ACCESS Vision & Mission
Providing an Accessible Campus for All
ACCESS is dedicated to achieving and promoting an accessible campus community to ensure that students of all abilities receive appropriate accommodations and equal opportunity to be successful at SIUE. We accomplish this goal through a variety of efforts:
- Receiving documentation of diagnosis presenting a major life impairment and evaluating it to determine the correct accommodations and resources students are entitled to receive.
- Facilitating accommodations for students, while also directing them to other campus or off-campus groups that can provide additional assistance.
- Working to educate the SIUE faculty and staff regarding the university’s and its employees' legal responsibilities regarding students with disabilities.
- Working with academic units to provide academic modifications and waivers for students with disabilities which do not fundamentally alter those programs' standards.
- Serving as an advocate for students with disabilities, working as a mediator with faculty over classroom issues, meeting with administrators regarding campus policies, and encouraging the University to expand its vision and policies regarding persons with disabilities.
ACCESS Campus Cultural Goals:
These goals are conceptualized as the ultimate "ends" we hope to achieve in educating the campus community (students, faculty, administrators, and guests) in the value of Accessibility over Compliance.
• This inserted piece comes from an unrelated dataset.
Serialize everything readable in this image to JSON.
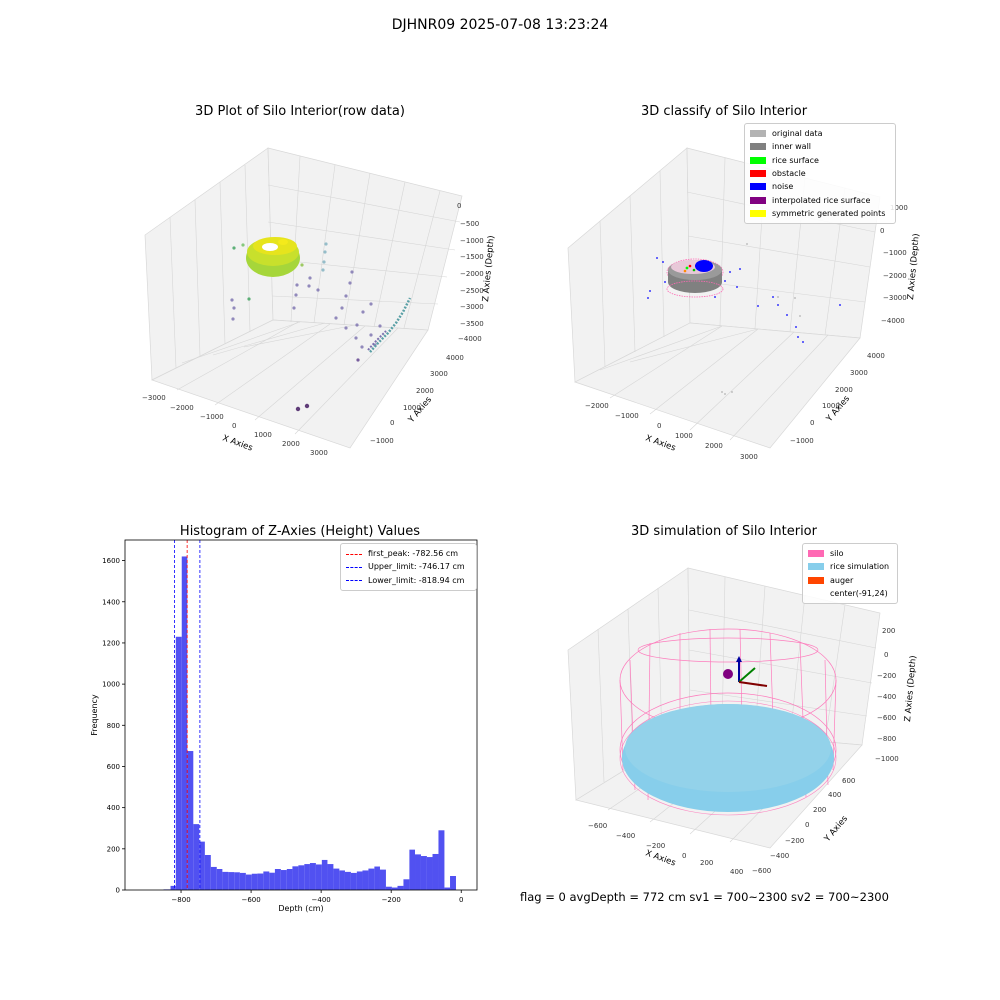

- Promote full social integration by providing knowledge, awareness, and experience of inclusion and integration of people with disabilities as a foundational ethical principle of ACCESS.
- Position disability as a social justice issue by raising awareness to historical and contemporary disability issues and providing learning opportunities to identify, articulate, and address inequities and injustices affecting the lives of people with disabilities.
- Position disability as diversity by providing theoretical and practical contexts for thinking about disability as a component of human diversity and providing students with tools to critically examine social and cultural constructions of disability.